Anthropic's newly announced Claude Corps is interesting because it admits, perhaps more clearly than most product launches do, that AI capacity does not simply appear when the subscription is paid. The company is funding fellows to work inside nonprofits, with training, mentors, host organizations, token budgets, and a year of situated work. The structure matters. It treats AI adoption as something that needs people in place, not just tools in accounts.

That is the part worth keeping. If a food bank, veterans' health nonprofit, student-support organization, or public-service group is going to use AI well, somebody has to translate the tool into the actual texture of the work. Not "become an AI person" in the abstract, but learn which report is fragile, which workflow carries dignity, which dataset is a mess for historical reasons, and which automation would technically help while making the day feel more inhuman.

The same is true inside companies, universities, hospitals, agencies, studios, and software teams. AI fluency is not a vapor you pipe into a building. It is learned through situated responsibility, supervision, examples, correction, and time.

This is where the efficiency story becomes too thin. A manager can look at a workflow and decide that the junior analyst's old first-pass research can now be done by an agent. The manager may be right. But the organization should then ask a second question before congratulating itself: where does the analyst now learn to recognize a thin source, a misleading chart, a number that changed because the definition changed, a plausible answer that is actually a trap?

If the answer is "by reviewing the agent," that may be fine, but only if reviewing is designed as learning rather than dumped on them as responsibility. The interface should show sources, alternatives, uncertainty, failed paths, and the shape of the work underneath the polished answer. The organization should preserve small, consequential tasks where beginners can still touch reality directly. Otherwise, review becomes a performance of maturity: please evaluate this machine's confident output using the judgment we no longer have time to help you build.
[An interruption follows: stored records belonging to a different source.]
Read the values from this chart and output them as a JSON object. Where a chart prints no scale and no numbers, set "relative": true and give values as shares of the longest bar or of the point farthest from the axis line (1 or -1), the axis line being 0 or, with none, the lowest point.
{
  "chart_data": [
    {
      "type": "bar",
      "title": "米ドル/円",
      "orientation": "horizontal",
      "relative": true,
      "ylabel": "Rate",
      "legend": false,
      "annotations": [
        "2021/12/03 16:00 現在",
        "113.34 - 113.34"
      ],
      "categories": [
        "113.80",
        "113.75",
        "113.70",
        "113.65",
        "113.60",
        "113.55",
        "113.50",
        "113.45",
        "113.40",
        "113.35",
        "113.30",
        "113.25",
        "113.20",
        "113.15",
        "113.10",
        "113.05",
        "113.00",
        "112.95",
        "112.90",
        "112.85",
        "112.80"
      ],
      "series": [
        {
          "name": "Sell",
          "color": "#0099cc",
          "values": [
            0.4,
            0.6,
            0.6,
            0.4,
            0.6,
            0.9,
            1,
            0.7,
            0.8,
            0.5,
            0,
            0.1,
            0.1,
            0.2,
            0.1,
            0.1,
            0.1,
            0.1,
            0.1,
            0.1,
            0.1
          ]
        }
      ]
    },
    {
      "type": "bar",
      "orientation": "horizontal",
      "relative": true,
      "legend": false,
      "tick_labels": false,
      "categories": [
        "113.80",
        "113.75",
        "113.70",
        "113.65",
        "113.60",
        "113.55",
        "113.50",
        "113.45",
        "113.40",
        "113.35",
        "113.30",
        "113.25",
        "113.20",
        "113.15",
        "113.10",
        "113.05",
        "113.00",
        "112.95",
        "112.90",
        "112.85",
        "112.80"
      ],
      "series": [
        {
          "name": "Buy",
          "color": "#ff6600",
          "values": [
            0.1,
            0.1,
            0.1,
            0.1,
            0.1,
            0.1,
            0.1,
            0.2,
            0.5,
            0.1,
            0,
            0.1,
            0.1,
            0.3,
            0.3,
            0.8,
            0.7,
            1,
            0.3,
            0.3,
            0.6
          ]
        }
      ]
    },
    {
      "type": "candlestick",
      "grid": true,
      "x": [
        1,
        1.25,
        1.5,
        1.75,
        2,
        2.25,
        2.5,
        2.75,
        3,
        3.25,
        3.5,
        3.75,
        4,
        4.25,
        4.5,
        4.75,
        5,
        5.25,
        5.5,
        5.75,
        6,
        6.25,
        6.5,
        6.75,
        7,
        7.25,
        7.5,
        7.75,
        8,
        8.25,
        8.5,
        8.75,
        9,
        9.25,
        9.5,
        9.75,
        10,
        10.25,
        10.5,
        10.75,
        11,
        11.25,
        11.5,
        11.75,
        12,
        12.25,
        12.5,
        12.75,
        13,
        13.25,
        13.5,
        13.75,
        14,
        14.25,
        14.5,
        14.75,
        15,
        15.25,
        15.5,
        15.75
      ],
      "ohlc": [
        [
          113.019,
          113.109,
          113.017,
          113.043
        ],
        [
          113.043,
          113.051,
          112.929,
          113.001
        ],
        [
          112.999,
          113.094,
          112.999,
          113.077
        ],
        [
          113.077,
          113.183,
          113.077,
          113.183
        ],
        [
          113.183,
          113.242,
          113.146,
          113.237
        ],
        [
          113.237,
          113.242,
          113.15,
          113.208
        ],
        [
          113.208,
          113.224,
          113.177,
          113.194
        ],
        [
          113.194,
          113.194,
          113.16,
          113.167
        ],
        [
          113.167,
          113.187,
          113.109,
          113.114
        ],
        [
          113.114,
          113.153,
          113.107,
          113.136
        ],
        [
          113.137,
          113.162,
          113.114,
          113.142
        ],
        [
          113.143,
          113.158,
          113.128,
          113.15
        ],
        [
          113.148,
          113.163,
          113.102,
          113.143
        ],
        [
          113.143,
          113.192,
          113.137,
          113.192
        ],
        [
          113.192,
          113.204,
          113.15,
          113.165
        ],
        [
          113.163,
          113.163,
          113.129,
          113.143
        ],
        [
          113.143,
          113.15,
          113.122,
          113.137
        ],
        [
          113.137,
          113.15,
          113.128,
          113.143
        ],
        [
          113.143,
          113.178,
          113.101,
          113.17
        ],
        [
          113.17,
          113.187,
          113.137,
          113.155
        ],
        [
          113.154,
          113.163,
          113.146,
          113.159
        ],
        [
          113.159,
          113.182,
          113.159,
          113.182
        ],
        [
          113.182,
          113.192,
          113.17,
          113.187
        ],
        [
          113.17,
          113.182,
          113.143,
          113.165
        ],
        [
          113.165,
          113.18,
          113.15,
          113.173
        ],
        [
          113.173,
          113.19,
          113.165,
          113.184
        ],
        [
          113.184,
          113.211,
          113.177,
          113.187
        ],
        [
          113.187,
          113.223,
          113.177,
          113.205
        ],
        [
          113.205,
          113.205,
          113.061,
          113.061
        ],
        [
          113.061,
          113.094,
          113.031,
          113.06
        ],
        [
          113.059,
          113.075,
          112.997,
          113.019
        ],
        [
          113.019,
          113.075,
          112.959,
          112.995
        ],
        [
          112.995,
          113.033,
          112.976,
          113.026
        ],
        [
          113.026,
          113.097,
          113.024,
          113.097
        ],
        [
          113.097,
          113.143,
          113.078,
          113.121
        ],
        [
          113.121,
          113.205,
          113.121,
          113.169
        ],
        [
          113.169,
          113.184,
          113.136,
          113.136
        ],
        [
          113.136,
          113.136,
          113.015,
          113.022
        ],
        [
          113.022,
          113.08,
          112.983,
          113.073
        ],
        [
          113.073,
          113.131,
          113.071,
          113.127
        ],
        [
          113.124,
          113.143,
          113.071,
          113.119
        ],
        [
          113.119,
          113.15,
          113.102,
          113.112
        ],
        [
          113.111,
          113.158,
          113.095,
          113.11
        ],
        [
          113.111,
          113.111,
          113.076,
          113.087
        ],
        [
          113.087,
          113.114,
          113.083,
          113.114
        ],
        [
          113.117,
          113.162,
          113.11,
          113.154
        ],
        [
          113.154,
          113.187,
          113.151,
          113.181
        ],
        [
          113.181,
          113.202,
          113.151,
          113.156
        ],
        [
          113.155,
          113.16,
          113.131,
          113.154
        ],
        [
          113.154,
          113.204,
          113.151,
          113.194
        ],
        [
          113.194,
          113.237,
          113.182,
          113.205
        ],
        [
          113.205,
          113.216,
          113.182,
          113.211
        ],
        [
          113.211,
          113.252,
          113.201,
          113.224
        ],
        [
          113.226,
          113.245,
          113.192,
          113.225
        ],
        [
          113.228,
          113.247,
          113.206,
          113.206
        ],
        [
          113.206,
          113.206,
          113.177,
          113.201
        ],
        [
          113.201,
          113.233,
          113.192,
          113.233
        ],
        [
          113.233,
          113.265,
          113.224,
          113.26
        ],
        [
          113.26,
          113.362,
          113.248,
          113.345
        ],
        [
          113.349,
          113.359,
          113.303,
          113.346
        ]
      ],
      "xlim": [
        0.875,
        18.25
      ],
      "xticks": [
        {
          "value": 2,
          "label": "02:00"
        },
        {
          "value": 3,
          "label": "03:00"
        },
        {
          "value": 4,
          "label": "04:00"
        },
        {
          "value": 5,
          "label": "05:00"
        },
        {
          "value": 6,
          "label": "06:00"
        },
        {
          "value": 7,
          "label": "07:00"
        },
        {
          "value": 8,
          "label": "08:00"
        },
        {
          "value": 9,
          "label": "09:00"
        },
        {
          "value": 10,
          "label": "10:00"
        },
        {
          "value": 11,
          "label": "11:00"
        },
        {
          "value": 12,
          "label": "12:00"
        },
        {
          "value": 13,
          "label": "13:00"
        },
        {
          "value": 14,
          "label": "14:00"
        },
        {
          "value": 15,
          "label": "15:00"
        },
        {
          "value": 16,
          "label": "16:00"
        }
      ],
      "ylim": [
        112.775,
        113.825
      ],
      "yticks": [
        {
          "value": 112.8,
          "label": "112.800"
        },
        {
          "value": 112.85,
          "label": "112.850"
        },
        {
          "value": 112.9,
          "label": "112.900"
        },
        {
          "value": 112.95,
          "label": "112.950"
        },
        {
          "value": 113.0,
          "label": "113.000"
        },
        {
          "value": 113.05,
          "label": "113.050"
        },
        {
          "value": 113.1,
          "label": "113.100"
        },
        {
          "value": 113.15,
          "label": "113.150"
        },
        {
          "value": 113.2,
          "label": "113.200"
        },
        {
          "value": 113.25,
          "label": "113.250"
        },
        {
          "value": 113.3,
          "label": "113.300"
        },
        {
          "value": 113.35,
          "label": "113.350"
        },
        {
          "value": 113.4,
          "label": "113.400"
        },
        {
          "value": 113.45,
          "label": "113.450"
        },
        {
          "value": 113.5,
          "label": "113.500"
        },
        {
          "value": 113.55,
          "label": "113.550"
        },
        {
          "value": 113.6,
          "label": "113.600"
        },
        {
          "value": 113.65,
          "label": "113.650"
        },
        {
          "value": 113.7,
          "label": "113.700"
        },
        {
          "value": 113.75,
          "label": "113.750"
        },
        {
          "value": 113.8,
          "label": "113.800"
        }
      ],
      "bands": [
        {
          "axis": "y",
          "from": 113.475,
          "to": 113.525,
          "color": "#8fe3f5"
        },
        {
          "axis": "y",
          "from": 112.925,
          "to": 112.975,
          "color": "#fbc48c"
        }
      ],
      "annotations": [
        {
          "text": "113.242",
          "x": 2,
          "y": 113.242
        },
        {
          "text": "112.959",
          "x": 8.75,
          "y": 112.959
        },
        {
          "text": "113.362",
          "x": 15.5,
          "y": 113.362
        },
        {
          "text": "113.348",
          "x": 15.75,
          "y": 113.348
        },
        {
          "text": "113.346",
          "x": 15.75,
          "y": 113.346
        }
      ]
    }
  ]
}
The worst response would be to romanticize bad junior work. Repetition is not automatically apprenticeship. Drudgery is not a pedagogy just because it happened to us first. But the second-worst response is to remove the drudgery and assume development will take care of itself. It will not. The work that remains after automation is often more ambiguous, more social, and more dependent on taste. Those are not starter skills in the sense that you can simply demand them on a job posting and wait for the labor market to deliver.

So the design question for AI at work is not only which tasks can be delegated. It is which tasks must remain available, transformed but intact, as places where people learn the difference between completion and quality. A humane AI workplace would treat apprenticeship as infrastructure. It would build review surfaces that teach, not merely certify, and give junior workers access to context, not just outputs.

This matters beyond early-career hiring. Every organization has a memory problem disguised as a productivity opportunity. When software eats the routine middle, it also eats some of the places where institutional knowledge used to reproduce itself. The next generation does not magically inherit judgment because the previous generation bought better tools. Someone has to make a floor sturdy enough to stand on, low enough to begin from, and real enough to teach. Otherwise we will build workplaces full of copilots and find, a few years later, that nobody remembers how to become a pilot.